Euville originates from a commission requested by the Tourism Office and the Pays de Commercy Association of local authorities
(Meuse) within the framework of the
New Patrons program proposed by Fondation de France and the interpark cooperation project ‘Paysage Industriel', which links the regional natural parks of Lorraine, Monts d'Ardèche, Pilat and Vercors.

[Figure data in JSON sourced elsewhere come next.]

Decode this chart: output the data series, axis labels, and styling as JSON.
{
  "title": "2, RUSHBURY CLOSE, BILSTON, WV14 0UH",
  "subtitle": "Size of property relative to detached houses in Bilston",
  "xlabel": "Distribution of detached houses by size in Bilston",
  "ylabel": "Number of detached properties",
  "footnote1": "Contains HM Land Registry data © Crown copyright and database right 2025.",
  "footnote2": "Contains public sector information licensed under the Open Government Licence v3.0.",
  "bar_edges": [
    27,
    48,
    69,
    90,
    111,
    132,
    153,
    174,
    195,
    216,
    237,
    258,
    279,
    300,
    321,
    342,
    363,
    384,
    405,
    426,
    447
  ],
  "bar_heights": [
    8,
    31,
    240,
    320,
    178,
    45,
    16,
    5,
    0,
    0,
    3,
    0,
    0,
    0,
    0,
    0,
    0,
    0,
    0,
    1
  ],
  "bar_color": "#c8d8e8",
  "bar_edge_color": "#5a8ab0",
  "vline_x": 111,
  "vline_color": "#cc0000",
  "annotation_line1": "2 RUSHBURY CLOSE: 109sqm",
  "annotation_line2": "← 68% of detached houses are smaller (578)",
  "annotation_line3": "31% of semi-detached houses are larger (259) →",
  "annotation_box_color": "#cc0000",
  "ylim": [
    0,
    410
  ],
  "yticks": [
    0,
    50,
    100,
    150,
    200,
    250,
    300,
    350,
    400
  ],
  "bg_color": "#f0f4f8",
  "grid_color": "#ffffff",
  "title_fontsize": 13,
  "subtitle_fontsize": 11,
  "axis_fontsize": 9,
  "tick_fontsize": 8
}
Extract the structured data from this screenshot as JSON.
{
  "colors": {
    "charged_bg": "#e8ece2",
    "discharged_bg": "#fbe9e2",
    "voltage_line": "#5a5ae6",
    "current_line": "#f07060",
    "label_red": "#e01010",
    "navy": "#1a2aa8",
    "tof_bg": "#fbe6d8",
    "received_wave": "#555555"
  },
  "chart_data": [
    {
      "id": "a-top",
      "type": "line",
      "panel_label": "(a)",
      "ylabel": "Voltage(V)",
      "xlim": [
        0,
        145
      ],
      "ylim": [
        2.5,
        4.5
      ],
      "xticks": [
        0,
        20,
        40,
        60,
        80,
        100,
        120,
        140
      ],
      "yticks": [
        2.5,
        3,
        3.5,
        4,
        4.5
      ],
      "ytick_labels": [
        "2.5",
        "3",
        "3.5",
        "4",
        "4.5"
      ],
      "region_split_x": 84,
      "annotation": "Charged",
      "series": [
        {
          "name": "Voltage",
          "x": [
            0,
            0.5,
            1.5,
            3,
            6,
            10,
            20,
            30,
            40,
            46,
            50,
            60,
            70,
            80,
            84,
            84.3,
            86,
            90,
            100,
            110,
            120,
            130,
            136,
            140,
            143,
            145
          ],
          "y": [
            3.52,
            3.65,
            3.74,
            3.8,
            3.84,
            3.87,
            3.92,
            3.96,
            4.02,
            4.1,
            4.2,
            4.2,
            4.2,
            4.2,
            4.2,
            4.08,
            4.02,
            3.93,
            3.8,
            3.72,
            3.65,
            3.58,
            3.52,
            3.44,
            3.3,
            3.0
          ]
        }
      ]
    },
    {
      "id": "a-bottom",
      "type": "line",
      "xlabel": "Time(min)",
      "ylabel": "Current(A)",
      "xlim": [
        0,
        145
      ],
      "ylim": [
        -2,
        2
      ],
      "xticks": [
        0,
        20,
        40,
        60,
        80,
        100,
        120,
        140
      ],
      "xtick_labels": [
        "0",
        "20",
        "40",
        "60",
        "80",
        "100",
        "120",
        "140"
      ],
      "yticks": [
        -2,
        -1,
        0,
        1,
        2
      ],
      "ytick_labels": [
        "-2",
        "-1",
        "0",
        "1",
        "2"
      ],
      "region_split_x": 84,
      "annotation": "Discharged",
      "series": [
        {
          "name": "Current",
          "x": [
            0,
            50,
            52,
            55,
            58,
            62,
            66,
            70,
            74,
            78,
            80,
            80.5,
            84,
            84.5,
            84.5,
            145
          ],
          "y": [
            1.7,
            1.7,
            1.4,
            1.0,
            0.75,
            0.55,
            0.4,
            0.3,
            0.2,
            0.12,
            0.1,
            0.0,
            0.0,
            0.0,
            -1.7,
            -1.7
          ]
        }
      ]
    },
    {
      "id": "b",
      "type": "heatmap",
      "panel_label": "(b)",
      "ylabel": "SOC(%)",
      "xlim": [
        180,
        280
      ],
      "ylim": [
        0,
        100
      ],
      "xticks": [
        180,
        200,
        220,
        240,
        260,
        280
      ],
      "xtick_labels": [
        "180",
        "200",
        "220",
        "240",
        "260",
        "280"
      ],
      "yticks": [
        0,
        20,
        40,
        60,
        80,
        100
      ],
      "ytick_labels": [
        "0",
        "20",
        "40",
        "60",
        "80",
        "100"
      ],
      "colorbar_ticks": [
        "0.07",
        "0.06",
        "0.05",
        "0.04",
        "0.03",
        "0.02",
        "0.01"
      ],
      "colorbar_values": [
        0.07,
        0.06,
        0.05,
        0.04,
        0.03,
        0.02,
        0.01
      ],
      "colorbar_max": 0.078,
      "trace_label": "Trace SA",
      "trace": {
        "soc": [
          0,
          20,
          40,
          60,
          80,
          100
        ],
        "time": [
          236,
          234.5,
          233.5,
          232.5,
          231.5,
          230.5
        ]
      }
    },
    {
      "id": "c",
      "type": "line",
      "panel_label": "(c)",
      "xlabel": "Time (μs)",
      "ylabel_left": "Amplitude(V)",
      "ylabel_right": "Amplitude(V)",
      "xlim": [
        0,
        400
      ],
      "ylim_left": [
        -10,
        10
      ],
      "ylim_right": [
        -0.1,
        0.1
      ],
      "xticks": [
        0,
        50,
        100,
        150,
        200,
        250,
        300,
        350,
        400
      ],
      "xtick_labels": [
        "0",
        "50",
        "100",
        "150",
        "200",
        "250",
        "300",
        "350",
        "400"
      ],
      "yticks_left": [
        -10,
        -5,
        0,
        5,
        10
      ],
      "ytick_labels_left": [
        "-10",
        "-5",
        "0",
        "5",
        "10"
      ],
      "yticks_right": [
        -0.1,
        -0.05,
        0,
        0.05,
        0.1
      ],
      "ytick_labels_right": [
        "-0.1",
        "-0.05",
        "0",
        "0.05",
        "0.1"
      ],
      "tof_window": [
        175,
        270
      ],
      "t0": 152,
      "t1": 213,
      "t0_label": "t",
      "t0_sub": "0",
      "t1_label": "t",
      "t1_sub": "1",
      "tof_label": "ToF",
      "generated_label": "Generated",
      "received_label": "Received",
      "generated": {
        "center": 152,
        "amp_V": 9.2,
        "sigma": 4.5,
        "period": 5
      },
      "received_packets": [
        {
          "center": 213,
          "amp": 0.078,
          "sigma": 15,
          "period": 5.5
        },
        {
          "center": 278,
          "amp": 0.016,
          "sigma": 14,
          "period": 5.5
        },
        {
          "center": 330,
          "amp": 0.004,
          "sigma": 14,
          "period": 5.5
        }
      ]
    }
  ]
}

The work consists of three distinct sections. At first, the eye wanders over the artist's photographs of the interiors of old extraction galleries: walls of limestone and stones in subtle tones, the mysterious penumbra of partially banked-up passages, unreal architectures and lights. Halfway through, Pierre Briot and John Paul Streiff's text traces the daily life of a quarryman according to testimonies from witnesses who have since disappeared. It prefaces photographs of graffiti drawn in the galleries, a glimpse into the intimate and human aspects of every day life in the quarries. Some illustrate joyful fantasy; others are dreamy musings, meditation, and a reflection on their apparitional context. The style and the themes are varied: a mysterious bicycle drawn in several places around the gallery, a peremptory drawing of a bottle of wine, a delicate small boat, a man in a hat smoking a cigarette, a woman wearing a low chignon, columns of figures, symbols of political struggle…..Each photograph addresses a narrative constructed by Susanne Bürner during various visits to Euville and its surroundings. The choice of big characters in the layout of the mini -narratives suggests a collection of stories and images intended to play through the memoirs, rather than of a work of erudition. The relationship between text and image avoids straightforward illustration and gives breathing space and distance.
Euville deploys multiple visual links: of prehistoric art – the drawing reproduced on the cover recalls the numerous abstract symbols seen in painted cave decoration – to art and to conceptual drawing. Finally, the graphic conception borrows freely from history of art books made in the 1950's-1960's: the rigid cloth-bound cover, the classical unrolling of images, the consideration of detail within the ensemble and the attention paid to the quality of photographic reproductions. This is a purposeful loan that addresses the question of preserving and sharing these meditative commentaries, the emotional and aesthetic quality of graffiti dedicated to disappearance and its mysterious aura within the impressive context of old underground quarries.
Born 1970 in Ellwangen (Germany), Suzanne Bürner lives and works in Berlin.